Die finalen Spezifikationen von Project Scorpio sind seit der offiziellen Enthüllung durch Microsoft am 6. April 2017 kein Geheimnis mehr. Besonders der verbaute 12 GB GDDR5-Arbeitsspeicher sorgt bei Entwicklern für Diskussionen über die künftigen Möglichkeiten der Konsole.
Brad Wardell, CEO des US-Entwicklerstudios Stardock, äußerte sich via Twitter zu den Auswirkungen der Hardware-Ausstattung. Seiner Einschätzung nach bedeuten die 12 GB GDDR5-RAM, dass für einige Jahre keine echte technische Limitierung mehr für Konsolenspiele bestehe. Die vollständige Ausnutzung der Rechenleistung sowie der Grafik-APIs DirectX 12 und Vulkan durch neutrale Third-Party-AAA-Titel werde allerdings noch einige Jahre in Anspruch nehmen.
Microsoft hatte die Spezifikationen im Rahmen eines Xbox Wire-Beitrags detailliert dargelegt.
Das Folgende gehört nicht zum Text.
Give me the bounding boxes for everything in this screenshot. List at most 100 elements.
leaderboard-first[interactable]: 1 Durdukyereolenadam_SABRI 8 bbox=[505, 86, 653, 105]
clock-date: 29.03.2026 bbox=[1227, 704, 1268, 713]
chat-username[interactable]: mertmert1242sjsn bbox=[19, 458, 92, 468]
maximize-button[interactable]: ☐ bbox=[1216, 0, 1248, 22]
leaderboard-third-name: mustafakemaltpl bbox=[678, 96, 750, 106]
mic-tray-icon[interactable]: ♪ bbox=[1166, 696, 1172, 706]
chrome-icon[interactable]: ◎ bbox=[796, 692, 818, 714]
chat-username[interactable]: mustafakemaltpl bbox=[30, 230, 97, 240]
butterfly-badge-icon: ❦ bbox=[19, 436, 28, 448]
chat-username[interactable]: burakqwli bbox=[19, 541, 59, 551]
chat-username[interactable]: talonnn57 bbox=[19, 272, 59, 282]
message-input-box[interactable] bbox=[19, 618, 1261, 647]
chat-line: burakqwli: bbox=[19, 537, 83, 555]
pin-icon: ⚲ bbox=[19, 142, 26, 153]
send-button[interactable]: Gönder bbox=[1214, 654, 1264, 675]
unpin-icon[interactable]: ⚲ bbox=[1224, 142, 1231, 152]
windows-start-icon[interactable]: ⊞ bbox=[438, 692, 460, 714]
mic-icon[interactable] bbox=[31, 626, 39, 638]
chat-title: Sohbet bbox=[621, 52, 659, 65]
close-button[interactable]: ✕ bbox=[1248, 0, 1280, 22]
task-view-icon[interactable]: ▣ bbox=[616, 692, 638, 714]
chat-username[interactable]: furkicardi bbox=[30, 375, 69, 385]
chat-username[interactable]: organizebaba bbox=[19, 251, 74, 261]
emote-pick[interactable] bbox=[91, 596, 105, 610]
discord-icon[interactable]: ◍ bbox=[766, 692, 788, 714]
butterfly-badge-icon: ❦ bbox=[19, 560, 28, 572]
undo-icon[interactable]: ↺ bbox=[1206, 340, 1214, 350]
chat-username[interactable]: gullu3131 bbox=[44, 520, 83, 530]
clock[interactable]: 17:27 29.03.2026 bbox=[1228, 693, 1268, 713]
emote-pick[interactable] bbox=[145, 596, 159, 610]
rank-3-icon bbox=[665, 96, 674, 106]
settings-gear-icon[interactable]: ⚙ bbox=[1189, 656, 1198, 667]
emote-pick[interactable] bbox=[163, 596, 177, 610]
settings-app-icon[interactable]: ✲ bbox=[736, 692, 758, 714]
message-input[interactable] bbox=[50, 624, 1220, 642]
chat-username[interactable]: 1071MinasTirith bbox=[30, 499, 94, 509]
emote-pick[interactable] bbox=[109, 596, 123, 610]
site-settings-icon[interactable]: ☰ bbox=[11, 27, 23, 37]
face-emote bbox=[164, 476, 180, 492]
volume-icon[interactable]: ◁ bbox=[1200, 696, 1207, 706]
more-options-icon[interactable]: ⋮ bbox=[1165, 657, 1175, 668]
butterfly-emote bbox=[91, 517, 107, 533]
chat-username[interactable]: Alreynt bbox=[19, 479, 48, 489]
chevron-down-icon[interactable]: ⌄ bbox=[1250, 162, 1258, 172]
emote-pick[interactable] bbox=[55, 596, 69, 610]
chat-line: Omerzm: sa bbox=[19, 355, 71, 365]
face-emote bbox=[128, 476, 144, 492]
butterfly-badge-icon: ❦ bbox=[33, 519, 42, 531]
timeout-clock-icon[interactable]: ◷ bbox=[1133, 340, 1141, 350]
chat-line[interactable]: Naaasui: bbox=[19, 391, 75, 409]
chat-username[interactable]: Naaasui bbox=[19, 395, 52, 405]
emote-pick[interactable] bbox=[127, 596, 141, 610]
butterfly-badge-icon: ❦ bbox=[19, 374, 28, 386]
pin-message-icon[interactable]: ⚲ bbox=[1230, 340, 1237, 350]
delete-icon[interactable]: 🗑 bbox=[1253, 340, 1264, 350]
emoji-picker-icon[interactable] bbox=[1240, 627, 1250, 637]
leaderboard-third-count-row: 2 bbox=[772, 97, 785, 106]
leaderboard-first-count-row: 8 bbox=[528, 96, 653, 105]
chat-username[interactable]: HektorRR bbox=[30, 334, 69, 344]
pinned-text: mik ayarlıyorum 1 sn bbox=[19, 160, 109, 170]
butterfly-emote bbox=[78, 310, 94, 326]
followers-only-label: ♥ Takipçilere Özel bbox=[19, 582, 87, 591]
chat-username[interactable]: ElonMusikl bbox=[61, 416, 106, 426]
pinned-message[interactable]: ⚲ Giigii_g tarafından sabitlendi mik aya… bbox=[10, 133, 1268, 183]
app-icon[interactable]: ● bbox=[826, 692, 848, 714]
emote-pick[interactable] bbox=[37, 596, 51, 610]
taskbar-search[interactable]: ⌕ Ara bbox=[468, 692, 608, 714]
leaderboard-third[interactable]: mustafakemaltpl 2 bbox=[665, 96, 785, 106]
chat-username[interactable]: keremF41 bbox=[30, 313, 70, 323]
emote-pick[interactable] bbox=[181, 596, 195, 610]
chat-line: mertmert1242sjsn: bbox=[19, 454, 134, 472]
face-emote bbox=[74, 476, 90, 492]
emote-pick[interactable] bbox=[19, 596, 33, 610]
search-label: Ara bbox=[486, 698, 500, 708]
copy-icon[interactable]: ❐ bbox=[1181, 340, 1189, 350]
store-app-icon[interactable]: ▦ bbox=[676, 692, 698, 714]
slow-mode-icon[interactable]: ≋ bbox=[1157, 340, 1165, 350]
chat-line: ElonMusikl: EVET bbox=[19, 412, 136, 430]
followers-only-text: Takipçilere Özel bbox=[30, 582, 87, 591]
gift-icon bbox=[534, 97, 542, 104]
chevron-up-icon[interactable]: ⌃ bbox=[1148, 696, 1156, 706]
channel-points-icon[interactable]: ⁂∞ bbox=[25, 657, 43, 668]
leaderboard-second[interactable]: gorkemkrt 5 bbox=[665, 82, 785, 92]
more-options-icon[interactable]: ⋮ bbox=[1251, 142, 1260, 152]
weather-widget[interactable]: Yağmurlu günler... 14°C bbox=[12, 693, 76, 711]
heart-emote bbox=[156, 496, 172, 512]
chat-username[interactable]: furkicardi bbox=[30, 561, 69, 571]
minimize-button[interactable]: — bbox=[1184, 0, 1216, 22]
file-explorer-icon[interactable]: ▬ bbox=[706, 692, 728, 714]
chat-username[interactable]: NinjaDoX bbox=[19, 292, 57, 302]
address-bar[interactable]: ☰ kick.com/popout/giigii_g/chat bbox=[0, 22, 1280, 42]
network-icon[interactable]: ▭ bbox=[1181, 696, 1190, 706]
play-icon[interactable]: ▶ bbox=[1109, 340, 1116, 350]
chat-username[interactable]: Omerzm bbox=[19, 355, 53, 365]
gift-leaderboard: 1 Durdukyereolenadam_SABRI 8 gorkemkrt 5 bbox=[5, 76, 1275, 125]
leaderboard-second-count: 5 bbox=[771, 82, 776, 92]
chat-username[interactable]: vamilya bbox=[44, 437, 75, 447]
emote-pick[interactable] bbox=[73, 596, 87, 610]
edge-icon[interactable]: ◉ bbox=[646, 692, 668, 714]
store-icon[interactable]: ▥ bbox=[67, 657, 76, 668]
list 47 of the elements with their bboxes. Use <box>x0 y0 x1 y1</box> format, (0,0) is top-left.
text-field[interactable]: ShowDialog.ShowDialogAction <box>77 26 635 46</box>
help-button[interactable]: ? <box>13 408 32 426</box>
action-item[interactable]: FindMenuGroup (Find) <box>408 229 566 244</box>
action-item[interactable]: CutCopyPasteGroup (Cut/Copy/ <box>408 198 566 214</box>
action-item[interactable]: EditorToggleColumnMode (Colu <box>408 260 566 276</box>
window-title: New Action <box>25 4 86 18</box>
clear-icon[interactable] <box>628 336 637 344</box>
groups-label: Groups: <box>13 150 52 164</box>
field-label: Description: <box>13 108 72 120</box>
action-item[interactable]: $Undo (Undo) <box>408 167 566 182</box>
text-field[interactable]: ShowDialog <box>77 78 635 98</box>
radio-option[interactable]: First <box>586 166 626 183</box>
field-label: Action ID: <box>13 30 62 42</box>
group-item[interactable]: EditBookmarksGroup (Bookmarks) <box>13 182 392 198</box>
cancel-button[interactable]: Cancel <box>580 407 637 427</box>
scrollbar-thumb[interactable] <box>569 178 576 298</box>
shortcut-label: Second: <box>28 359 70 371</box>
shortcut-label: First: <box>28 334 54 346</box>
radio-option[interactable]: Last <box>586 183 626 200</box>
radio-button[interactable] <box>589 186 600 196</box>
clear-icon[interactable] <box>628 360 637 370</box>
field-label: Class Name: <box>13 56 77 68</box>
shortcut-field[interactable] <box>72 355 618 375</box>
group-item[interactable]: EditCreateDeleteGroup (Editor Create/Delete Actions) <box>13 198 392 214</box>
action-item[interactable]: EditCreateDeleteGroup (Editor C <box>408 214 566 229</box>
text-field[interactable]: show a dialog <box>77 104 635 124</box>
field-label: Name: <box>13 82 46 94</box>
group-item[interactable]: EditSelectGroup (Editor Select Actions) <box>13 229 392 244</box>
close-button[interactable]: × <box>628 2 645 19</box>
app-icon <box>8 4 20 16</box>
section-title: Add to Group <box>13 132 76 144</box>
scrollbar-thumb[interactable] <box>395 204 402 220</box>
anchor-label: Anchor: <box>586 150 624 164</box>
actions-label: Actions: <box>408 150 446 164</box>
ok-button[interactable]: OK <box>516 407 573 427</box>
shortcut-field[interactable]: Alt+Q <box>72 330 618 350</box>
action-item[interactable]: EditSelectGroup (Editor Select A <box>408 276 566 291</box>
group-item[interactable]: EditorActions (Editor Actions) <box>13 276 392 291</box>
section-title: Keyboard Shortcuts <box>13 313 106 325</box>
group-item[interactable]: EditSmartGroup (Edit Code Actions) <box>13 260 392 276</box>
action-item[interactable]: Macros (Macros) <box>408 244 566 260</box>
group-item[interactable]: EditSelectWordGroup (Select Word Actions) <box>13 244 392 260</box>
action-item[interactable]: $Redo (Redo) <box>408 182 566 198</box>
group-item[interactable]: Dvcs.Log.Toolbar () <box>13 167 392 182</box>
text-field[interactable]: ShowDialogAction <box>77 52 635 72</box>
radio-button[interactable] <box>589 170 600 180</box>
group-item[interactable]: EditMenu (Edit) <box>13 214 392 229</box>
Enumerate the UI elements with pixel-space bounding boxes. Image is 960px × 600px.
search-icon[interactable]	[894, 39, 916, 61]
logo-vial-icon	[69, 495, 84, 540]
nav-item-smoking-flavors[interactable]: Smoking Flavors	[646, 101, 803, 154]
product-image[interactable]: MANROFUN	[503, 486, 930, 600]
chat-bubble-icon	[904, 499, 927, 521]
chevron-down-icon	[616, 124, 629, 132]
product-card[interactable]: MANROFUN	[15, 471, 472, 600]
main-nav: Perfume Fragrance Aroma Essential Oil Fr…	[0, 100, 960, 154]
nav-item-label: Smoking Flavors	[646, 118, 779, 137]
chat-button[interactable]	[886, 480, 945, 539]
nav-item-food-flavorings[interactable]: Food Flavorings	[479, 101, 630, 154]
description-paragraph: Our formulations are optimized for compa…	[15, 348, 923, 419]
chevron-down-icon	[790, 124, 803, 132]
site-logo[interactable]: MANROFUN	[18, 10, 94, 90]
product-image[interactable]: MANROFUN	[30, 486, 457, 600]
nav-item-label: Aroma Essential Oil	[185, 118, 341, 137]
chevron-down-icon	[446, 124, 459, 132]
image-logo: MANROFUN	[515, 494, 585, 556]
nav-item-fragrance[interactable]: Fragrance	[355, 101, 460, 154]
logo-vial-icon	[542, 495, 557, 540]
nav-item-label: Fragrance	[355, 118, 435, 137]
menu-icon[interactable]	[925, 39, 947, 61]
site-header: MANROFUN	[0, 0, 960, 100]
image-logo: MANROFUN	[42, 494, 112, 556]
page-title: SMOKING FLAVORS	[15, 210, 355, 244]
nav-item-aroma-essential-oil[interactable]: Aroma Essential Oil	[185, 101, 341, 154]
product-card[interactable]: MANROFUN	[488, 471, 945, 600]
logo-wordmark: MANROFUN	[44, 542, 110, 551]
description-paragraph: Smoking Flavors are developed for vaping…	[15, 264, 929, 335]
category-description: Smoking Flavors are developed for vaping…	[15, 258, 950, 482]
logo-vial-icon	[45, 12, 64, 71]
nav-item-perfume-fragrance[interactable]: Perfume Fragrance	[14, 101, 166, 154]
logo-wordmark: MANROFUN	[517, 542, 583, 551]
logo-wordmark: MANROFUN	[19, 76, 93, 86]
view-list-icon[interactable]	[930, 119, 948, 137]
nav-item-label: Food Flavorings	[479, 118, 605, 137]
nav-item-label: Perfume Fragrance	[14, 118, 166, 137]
Project Scorpio verfügt über eine auf AMD-Basis entwickelte Custom-APU mit 6 Teraflops Rechenleistung, 12 GB GDDR5-Speicher mit einer Bandbreite von 326 GB/s sowie eine GPU mit 40 Compute Units bei 1172 MHz. Die Konsole zielt auf natives 4K-Rendering bei 60 Bildern pro Sekunde ab und unterstützt Hardware-features wie räumliches Audio und Freesync 2.
Die Enthüllung von Preis, finalem Design und Erscheinungstermin erfolgte im Rahmen der E3 2017 in Los Angeles. Dort stellte Microsoft Project Scorpio offiziell als Xbox One X vor, die am 7. November 2017 zum Preis von 499 Euro in den Handel kam.
Einordnung für Entwickler
Die großzügige Speicherausstattung adressiert eines der zentralen Flaschenhälse der aktuellen Konsolengeneration. Während die Xbox One und PlayStation 4 mit 8 GB GDDR5 bzw. 8 GB GDDR5 (einheitlicher Speicherpool) arbeiten, verdoppelt Project Scorpio diesen Pool nahezu. Für Entwickler bedeutet dies deutlich mehr Spielraum bei Textur-Auflösungen, Framebuffer-Größen und Asset-Streaming, ohne sofort auf Speicher-Management-Tricks wie Texture-Streaming-Pools oder virtuelle Texturen zurückgreifen zu müssen.
Gleichzeitig betont Wardell, dass rohe Hardware-Leistung allein keine besseren Spiele garantiere. Die Adaption neuer API-Features wie explizites Multi-Adapter-Rendering, asynchrone Compute-Shaders oder Variable Rate Shading erfolge in der Third-Party-Landschaft historisch verzögert, da Engine-Updates und Toolchain-Anpassungen Entwicklungszyklen von mehreren Jahren erfordern. Erst mit Engines wie Unreal Engine 4.17 oder Unity 2017.3 erhielten Entwickler breiteren Zugriff auf Low-Level-Features von DirectX 12 und Vulkan.